Hiroshi Sugimoto - Confession of Zero (2014)

Zero è un numero curioso, che denota l’esistenza di assenza. Quando gli uomini cominciarono ad acquisire consapevolezza, iniziarono a contare. Un agnello, due agnelli, tre agnelli, una mela, due mele, tre mele. Fu la scoperta dei numeri naturali. Si dice che i numeri primitivi potessero arrivare fino a dieci dato che gli uomini avevano solo dieci dita su cui contare. Nacque così il sistema metrico decimale. I numeri naturali erano basati sulla sensazione reale del conteggio. A un certo punto della storia, in India, ci fu la scoperta del concetto dello zero che evolse notevolmente la coscienza umana. Ancora oggi il principio del computer, fondamento della civiltà contemporanea, è basato sul calcolo del sistema binario di 0 e 1.

La consapevolezza dell’esistenza dell’assenza è legata anche all’idea buddista di “vuoto”, anch’essa nata in India. L’obiettivo degli esercizi buddisti è il raggiungimento dell’illuminazione.
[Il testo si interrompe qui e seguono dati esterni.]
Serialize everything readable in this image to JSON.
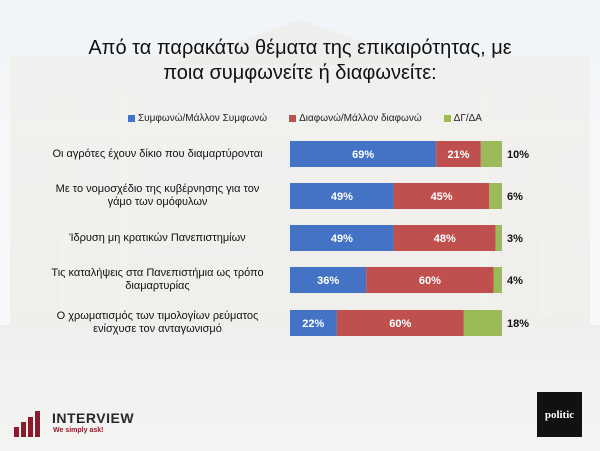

Questo stato può essere definito come capacità di andare oltre la vita e oltre la morte. Significa anche sentire la coscienza di se stessi e la fonte della vita che la sostiene. Si può quindi dire che Zero non è lo stato di sterile assenza, ma la condizione di vuoto che contiene i semi del tutto. Tutto ciò che esiste ha origine da lì e lì ritorna. Lo Zero non esiste nel mondo fisico: non è che un ricordo vago e incerto, sepolto nella nostra coscienza perché da esso la coscienza stessa ha avuto origine.

Come Artista ho voluto dare forma allo Zero.
Per rendere visibile qualcosa che materialmente non esiste, ho pensato di creare un oggetto che gli si potesse avvicinare il più possibile, dando una forma a formule matematiche di una funzione di terzo grado che ha come risultato zero. Ho così creato una coppia di modelli matematici, a forma conica, li ho contrapposti e ho sospeso in aria la parte superiore. Utilizzando l’acciaio inossidabile sono riuscito ad ottenere una punta dal diametro di 0.8 millimetri. Lo spazio vuoto tra i due coni, meno di 10 millimetri, è la distanza che li separa.

Sicuramente questo punto zero esiste e possiamo indicarlo: fra le punte di questi modelli matematici, contrapposti nel silenzio della cappella settecentesca del Castello di Ama, esiste il tòpos Zero. Vi invito a osservare attentamente questo punto invisibile: in esso è nascosto il mistero dell’esistenza.